If payment succeeds, steps 2-4 run in parallel and independently, each with its own retry logic. One failing doesn’t affect the others.
If payment fails, no event is published and nothing else changes. The user sees an error and retries.
Strictly speaking, that isn’t a saga. No compensating actions are needed because each step is idempotent and independent. Complexity stays minimal.
Idempotency is non-negotiable
The foundation of this approach: every consumer has to be idempotent. Receiving the same event twice has to produce the same outcome. How to get there:
Deduplicate by event ID. Store processed event IDs on the consumer side. Skip duplicates.
Natural idempotency. “Set the user’s plan to pro” is the same whether you run it once or twice. “Add 1000 credits to the user” is not. Design for natural idempotency where you can.
Outbox pattern. Move event publishing inside the business transaction. Avoid partial state.

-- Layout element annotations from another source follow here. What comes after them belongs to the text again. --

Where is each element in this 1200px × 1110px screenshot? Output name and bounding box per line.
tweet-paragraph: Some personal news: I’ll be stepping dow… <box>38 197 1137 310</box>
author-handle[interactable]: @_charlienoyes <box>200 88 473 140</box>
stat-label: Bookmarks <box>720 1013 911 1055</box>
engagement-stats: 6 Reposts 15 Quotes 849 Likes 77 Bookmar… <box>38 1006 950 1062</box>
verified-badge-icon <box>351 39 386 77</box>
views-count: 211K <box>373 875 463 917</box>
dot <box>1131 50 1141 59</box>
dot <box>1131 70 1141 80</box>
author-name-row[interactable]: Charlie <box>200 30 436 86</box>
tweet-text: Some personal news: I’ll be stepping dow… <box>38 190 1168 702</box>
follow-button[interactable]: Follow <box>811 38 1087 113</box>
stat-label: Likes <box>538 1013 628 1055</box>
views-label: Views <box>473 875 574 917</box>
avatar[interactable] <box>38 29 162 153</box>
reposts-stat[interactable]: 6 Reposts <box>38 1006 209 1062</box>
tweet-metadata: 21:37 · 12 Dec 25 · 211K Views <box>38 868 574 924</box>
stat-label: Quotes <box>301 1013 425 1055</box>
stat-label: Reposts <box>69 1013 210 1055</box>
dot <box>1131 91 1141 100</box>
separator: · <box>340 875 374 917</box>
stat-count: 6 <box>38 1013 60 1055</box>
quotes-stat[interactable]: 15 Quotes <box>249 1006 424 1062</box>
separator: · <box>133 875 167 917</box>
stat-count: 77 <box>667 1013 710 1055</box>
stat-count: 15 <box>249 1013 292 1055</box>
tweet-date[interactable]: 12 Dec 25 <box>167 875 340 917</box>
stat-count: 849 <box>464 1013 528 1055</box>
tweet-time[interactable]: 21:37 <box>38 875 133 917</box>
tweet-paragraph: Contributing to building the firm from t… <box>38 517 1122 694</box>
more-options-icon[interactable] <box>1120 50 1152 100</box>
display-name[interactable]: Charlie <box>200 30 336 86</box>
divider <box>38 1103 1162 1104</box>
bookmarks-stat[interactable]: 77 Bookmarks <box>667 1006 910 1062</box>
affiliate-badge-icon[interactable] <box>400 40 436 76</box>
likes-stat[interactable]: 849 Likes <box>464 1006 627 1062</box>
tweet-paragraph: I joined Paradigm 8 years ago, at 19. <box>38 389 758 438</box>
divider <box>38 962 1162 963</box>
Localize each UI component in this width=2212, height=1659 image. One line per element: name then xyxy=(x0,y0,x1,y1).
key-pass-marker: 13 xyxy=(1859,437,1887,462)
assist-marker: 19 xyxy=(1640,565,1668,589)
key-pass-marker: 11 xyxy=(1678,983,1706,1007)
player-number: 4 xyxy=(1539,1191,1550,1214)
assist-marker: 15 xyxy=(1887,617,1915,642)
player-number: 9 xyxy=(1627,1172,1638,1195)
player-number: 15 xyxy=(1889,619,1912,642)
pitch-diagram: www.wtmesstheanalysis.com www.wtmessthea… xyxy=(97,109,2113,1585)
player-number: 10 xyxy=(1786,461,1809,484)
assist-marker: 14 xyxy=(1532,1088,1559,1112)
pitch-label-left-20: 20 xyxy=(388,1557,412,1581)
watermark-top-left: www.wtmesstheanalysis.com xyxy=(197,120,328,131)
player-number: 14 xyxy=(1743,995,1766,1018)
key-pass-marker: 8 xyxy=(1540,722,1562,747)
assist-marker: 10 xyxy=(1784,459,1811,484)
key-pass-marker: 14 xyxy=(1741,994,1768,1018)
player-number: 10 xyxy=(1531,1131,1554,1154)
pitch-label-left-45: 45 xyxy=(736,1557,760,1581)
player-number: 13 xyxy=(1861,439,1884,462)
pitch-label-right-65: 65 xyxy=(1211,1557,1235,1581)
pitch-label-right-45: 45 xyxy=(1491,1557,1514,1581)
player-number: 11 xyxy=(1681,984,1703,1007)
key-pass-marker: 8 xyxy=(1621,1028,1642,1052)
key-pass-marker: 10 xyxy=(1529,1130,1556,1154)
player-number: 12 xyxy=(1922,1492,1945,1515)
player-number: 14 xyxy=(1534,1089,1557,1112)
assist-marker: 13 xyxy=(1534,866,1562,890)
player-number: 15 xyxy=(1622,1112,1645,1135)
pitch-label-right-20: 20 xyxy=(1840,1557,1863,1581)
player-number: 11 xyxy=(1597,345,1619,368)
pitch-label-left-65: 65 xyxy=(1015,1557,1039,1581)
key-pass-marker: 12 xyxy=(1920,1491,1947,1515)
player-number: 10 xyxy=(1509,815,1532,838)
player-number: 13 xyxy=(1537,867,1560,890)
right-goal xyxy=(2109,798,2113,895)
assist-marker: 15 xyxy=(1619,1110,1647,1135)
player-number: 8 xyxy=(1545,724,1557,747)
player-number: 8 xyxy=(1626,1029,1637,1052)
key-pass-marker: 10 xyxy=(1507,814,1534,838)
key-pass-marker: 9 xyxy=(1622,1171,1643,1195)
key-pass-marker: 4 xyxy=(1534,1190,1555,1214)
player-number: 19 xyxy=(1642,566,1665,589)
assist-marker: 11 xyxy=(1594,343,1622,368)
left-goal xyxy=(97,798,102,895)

When compensating actions are worth the cost
There are cases where compensating actions really are needed:
1. Irreversible side effects. Once a physical shipment leaves the warehouse you can’t “cancel” it. Compensating action: send a return label, refund.
2. External service calls. You called a third-party API and they did something. Compensating: call them again to undo it (if they expose that).
3. Multi-step business processes. A multi-step booking flow, hotel plus flight plus car hire. If one fails, compensate the others.
In those three, a saga pattern earns its keep. Elsewhere, a simple event-driven approach is enough.
Monitoring is critical
Without compensating actions, visibility is the most important thing. How do you detect “event was published but the consumer didn’t process it”?
- Publish and consume metrics. Publish rate should equal consume rate. Divergence means lag or failure.
- Dead-letter queue monitoring. Failed events land in the DLQ. If the DLQ isn’t empty, investigate.
- Consistency reports. Periodically compare critical state across services. On a mismatch, alert.
- User-facing error rates. Track complaints like “I upgraded but my plan didn’t change”.
Without that monitoring, eventual consistency eventually becomes eventual inconsistency.
Takeaway
Saga is powerful but overkill for most scenarios. Event-driven compensating actions give you a simpler approach that covers 80% of cases. Idempotent consumers, the outbox pattern, and good monitoring are the three legs.
If you truly have a complex distributed workflow, move up to saga. For simple asynchronous flows, stay away from the unnecessary complexity.